Executar uma verdadeira busca nutricional como forma de rastrear a saúde destas crianças e agir de forma mais eficiente em padrões de condições de saúde associadas ao TEA. Identificar déficits nutricionais e a necessidade de intervenção nutricional de acordo com o perfil do paciente. Fazer acepção do que são problemas de origem nutricional ou psíquico, permitindo um tratamento mais eficiente e redução do uso medicações que possam ser remediadas através da alimentação. Evitar futuros danos graves à saúde, que possam ser identificados antecipadamente de forma clínica, já que nestes pacientes muitos sintomas clínicos podem se confundir com as questões sensoriais próprias do TEA.
Diante de uma verdadeira busca nutricional, foi possível identificar alterações até então de baixa prevalência no público infantil. Alterações hormonais, hepáticas e clínicas severas, que ao serem precocemente detectadas tiveram uma terapia nutricional efetiva e os que necessitaram de encaminhamento já puderam ser atendidos pelos respectivos especialistas e serem cuidados a tempo de evitar complicações mais graves futuramente.
Foi visto numerosa prevalência de alteração hepática e de glicemia, com resistência à insulina e pré-diabetes em crianças de 3-5. Alterações no apetite que antes eram vistas como resultado de reações adversas de medicamentos, foram esclarecidas e solucionadas no âmbito da nutrição.
Questões de desnutrição e deficiência de vitaminas como D e B12, assim como o Ferro, causando névoa mental, irritabilidade, inapetência e alterações no sono foram tratadas e suplementadas, chegando ao ponto de a criança não precisar de medicamento psiquiátrico.

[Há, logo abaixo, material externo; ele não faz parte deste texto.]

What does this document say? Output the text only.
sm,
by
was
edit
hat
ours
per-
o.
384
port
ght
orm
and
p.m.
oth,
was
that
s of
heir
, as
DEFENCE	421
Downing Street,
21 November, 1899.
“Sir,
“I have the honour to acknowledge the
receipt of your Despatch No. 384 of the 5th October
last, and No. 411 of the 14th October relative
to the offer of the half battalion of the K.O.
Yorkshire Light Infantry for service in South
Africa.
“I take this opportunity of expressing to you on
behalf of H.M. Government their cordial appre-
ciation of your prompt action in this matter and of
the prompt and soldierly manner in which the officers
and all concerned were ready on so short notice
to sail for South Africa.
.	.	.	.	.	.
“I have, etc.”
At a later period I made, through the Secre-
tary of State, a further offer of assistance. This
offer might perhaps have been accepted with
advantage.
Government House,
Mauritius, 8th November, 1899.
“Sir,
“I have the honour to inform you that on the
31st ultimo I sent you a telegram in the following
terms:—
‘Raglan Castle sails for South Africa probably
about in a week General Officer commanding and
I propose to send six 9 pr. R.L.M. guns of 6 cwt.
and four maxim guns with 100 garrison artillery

Estes sintomas confundem-se como se viessem apenas de origem psiquiátrica, mas podem ser de origem nutricional, por isso mesmo tomando as medicações algumas permaneciam com estas sintomatologias, o que foi esclarecido diante do rastreio: o problema psíquico era uma sintomatologia de uma desnutrição grave.
Estes resultados demonstram a importância não apenas de olhar o paciente e ouvir seus sintomas, mas de verdadeiramente buscar, rastrear e identificar onde eles se iniciam e só então podermos efetivamente trata-lo.
Diante dos resultados foi percebido a grande importância do rastreio bioquímico em crianças com TEA, visto que seus sintomas podem ser confundidos com uma problemática puramente psíquica, mas podem não ser propriamente limitadas a isto.
Fica ainda evidente que o trabalho da nutrição pode ter uma importância de conotação ainda mais profunda em se tratando de saúde mental. Precisando submergir nas profundezas do corpo biológico, para elucidar aspectos psicológicos. Nesta perspectiva, o uso de exames bioquímicos como ferramenta de rastreio nutricional mostrou-se não apenas eficiente, mas também um importante condutor de saúde pública, no sentido de prevenção, tratamento e produção de saúde em grupos de maior vulnerabilidade, como é o caso do TEA.